Catalytic N2O decomposition in an electric field at low temperatures

2023 Fiscal Year Final Research Report

• Project/Area Number: 22K20484
• Research Category: Grant-in-Aid for Research Activity Start-up
• Allocation Type: Multi-year Fund
• Review Section: 0401:Materials engineering, chemical engineering, and related fields
• Research Institution: Waseda University
• Principal Investigator: Shigemoto Ayaka 早稲田大学, 理工学術院, 助手 (30961148)
• Project Period (FY): 2022-08-31 – 2024-03-31
• Keywords: 亜酸化窒素 / 触媒分解 / 電場触媒反応 / 環境触媒 / 一酸化二窒素

Outline of Final Research Achievements

Nitrous oxide (N2O) has significant impacts on global warming and environmental degradation.
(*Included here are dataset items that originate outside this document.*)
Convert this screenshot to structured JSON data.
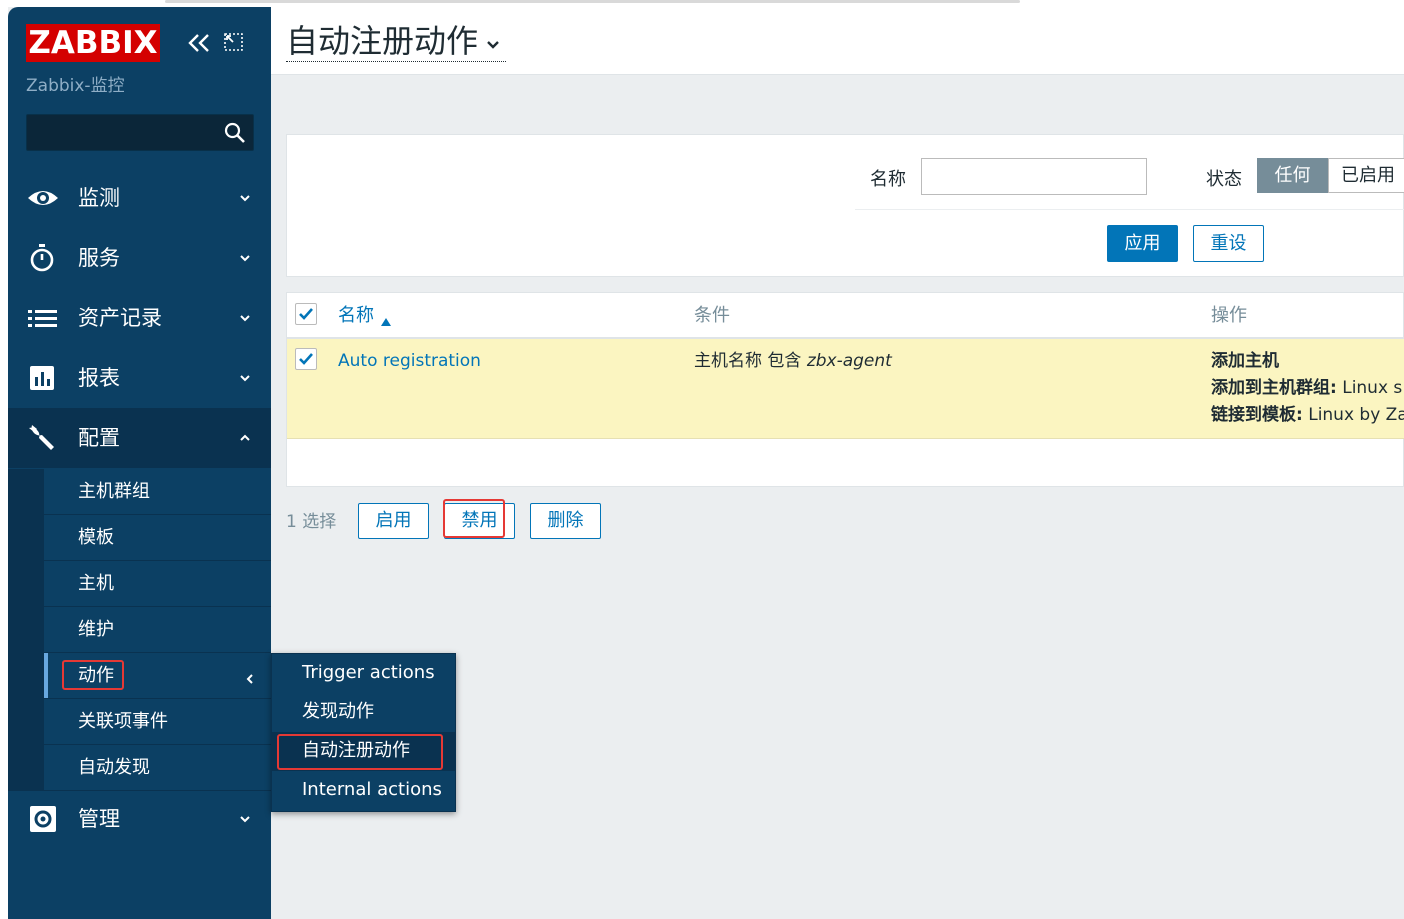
{
  "sidebar": {
    "logo": "ZABBIX",
    "server_name": "Zabbix-监控",
    "search": {
      "value": ""
    },
    "menu": [
      {
        "label": "监测",
        "icon": "eye-icon"
      },
      {
        "label": "服务",
        "icon": "stopwatch-icon"
      },
      {
        "label": "资产记录",
        "icon": "list-icon"
      },
      {
        "label": "报表",
        "icon": "bar-chart-icon"
      },
      {
        "label": "配置",
        "icon": "wrench-icon"
      },
      {
        "label": "管理",
        "icon": "gear-icon"
      }
    ],
    "config_submenu": [
      "主机群组",
      "模板",
      "主机",
      "维护",
      "动作",
      "关联项事件",
      "自动发现"
    ]
  },
  "actions_flyout": [
    "Trigger actions",
    "发现动作",
    "自动注册动作",
    "Internal actions"
  ],
  "header": {
    "title": "自动注册动作"
  },
  "filter": {
    "name_label": "名称",
    "name_value": "",
    "status_label": "状态",
    "status_options": [
      "任何",
      "已启用"
    ],
    "status_selected": "任何",
    "apply_label": "应用",
    "reset_label": "重设"
  },
  "table": {
    "columns": [
      "名称",
      "条件",
      "操作"
    ],
    "sort_column": "名称",
    "rows": [
      {
        "name": "Auto registration",
        "condition_prefix": "主机名称 包含 ",
        "condition_value": "zbx-agent",
        "ops": [
          {
            "label": "添加主机",
            "value": ""
          },
          {
            "label": "添加到主机群组:",
            "value": " Linux s"
          },
          {
            "label": "链接到模板:",
            "value": " Linux by Za"
          }
        ]
      }
    ]
  },
  "action_bar": {
    "selected_text": "1 选择",
    "enable_label": "启用",
    "disable_label": "禁用",
    "delete_label": "删除"
  },
  "colors": {
    "sidebar": "#0c4064",
    "logo_red": "#d40000",
    "link_blue": "#0275b8",
    "row_highlight": "#fbf5c1",
    "annotation_red": "#e53935"
  }
}
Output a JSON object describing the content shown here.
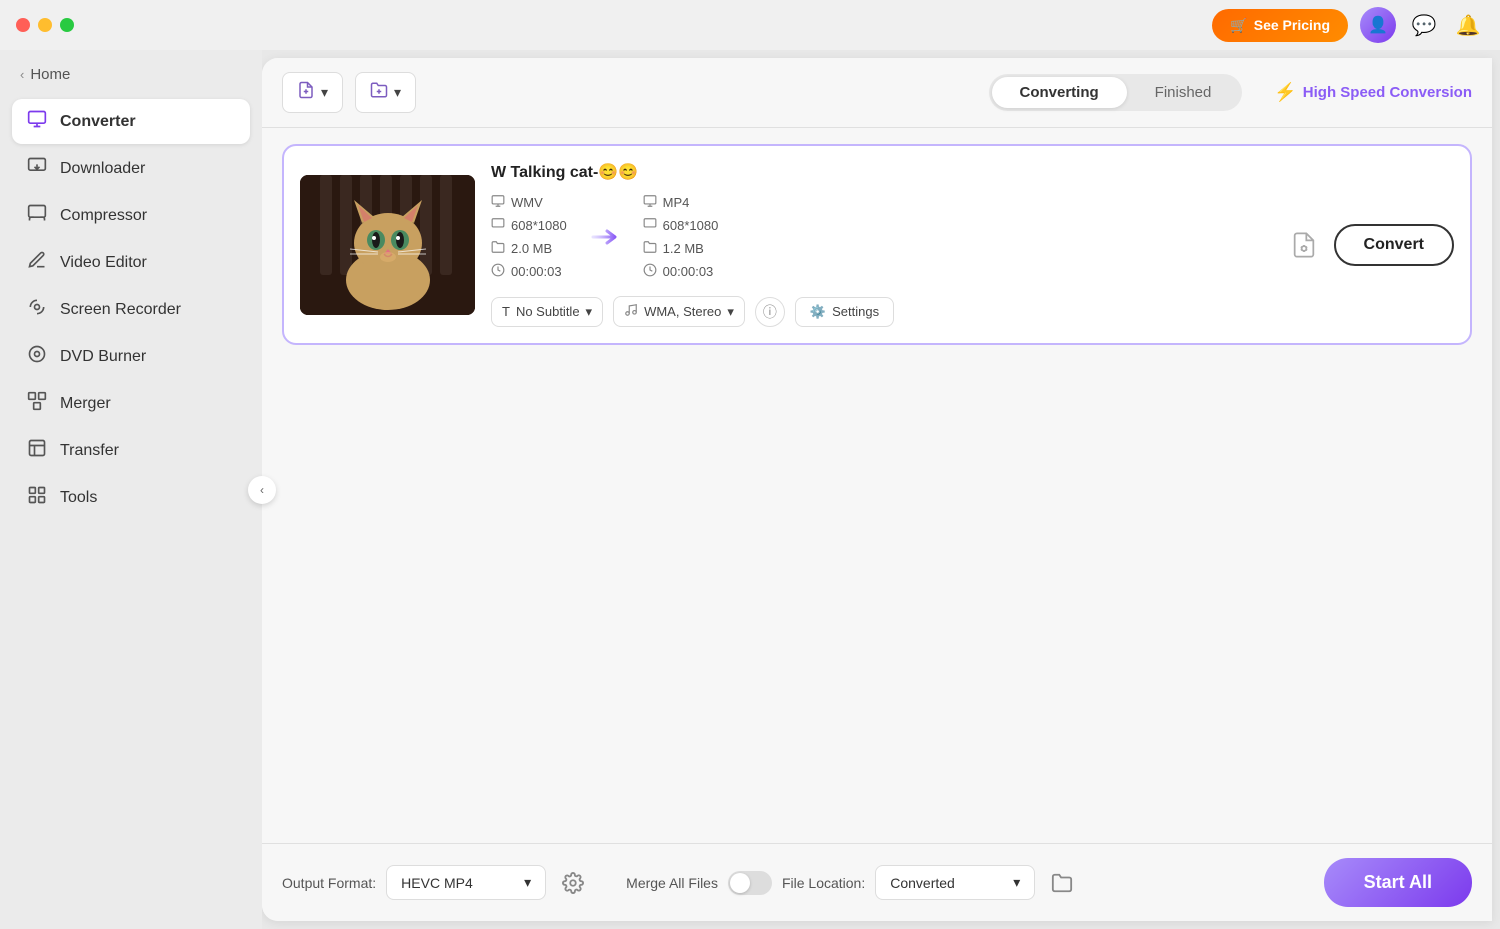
{
  "titleBar": {
    "seePricing": "See Pricing",
    "cartIcon": "🛒"
  },
  "sidebar": {
    "homeLabel": "Home",
    "items": [
      {
        "id": "converter",
        "label": "Converter",
        "icon": "🖼️",
        "active": true
      },
      {
        "id": "downloader",
        "label": "Downloader",
        "icon": "⬇️",
        "active": false
      },
      {
        "id": "compressor",
        "label": "Compressor",
        "icon": "🗜️",
        "active": false
      },
      {
        "id": "video-editor",
        "label": "Video Editor",
        "icon": "✂️",
        "active": false
      },
      {
        "id": "screen-recorder",
        "label": "Screen Recorder",
        "icon": "📷",
        "active": false
      },
      {
        "id": "dvd-burner",
        "label": "DVD Burner",
        "icon": "💿",
        "active": false
      },
      {
        "id": "merger",
        "label": "Merger",
        "icon": "🔗",
        "active": false
      },
      {
        "id": "transfer",
        "label": "Transfer",
        "icon": "📋",
        "active": false
      },
      {
        "id": "tools",
        "label": "Tools",
        "icon": "🧰",
        "active": false
      }
    ]
  },
  "toolbar": {
    "addFileLabel": "",
    "addFolderLabel": "",
    "tabs": [
      {
        "id": "converting",
        "label": "Converting",
        "active": true
      },
      {
        "id": "finished",
        "label": "Finished",
        "active": false
      }
    ],
    "highSpeedLabel": "High Speed Conversion"
  },
  "fileCard": {
    "title": "W Talking cat-😊😊",
    "source": {
      "format": "WMV",
      "resolution": "608*1080",
      "size": "2.0 MB",
      "duration": "00:00:03"
    },
    "target": {
      "format": "MP4",
      "resolution": "608*1080",
      "size": "1.2 MB",
      "duration": "00:00:03"
    },
    "subtitle": "No Subtitle",
    "audio": "WMA, Stereo",
    "settingsLabel": "Settings",
    "convertLabel": "Convert"
  },
  "bottomBar": {
    "outputFormatLabel": "Output Format:",
    "outputFormatValue": "HEVC MP4",
    "fileLocationLabel": "File Location:",
    "fileLocationValue": "Converted",
    "mergeLabel": "Merge All Files",
    "startLabel": "Start All"
  }
}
Various catalytic methods have been explored for reducing N2O. We studied a catalytic system in an electric field, discovering that N2O can be decomposed efficiently, even at low temperatures and with excess oxygen and water vapor present. We examined reaction mechanisms with and without an electric field using kinetics and various operando analyses, revealing that the decomposition of N2O is expedited by the transfer of oxygen from the Ce0.7Zr0.3O2 support. Specifically, N2O reacts with the oxygen adsorbed onto the Rh oxide surface when an electric field is applied.

Free Research Field

触媒化学

Academic Significance and Societal Importance of the Research Achievements

N2OはCO2の約300倍の強い温室効果を示すため、排出量の低減化が求められている。しかしながら、過剰な共存酸素や水蒸気によって触媒作用が阻害されるため、共存ガス下かつ低温でのN2O直接分解反応は極めて困難であった。本研究では、過剰酸素雰囲気下のN2O直接分解に対して電場をアシストすることで、従来課題とされていた共存酸素や吸着酸素を能動的に制御し、著しく反応を低温化できることを示した。さらに本研究のメカニズム解明を通じて、電場アシスト効果を明確にし、より優れた触媒の設計開発や、その他の電場アシストを利用した反応系への応用・展開が期待される。